Meyer doesn’t recommend ignoring gut instinct completely. It’s often right, she says. But it needs to be informed by knowledge of the science. And that’s what Meyer teaches when she does corporate training in liespotting.
One area where Meyer does feel that gut instinct is valuable is in identifying the clusters of behaviors or language that may indicate deception. She describes behaviors that could be considered telling, but warns that you first have to establish a baseline for the person being interviewed. From there, you can start to determine whether he or she is exhibiting clusters of behaviors.

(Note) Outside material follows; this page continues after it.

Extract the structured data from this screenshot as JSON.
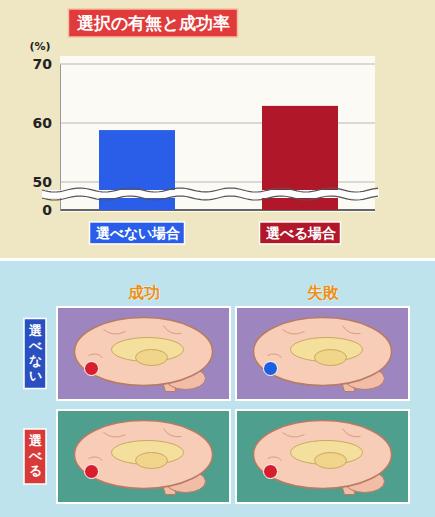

“Obviously if there’s one or two, that is not a cluster. When you get to three, four and five, that’s where you have a cluster. If you really can’t tell, you’re going to look for more clusters,” she says.
Five Steps to the Truth
In her book, Meyer explains a concept that she calls the BASIC interview method. Instead of calling it an interrogation technique, she calls it a “conversation guide”, which is comprised of five steps:
- B – Baseline behavior
- A – Ask open-ended questions
- S – Study the clusters
- I – Intuit the gaps
- C – Confirm
It’s not difficult to spot lies when you know what to look for, says Meyer, but you need to be trained to do it effectively. Learn how to implement these five BASIC steps and you’ll be on your way. Then, says Meyer, “All you need are your ears, your eyes and your absolute objectivity.”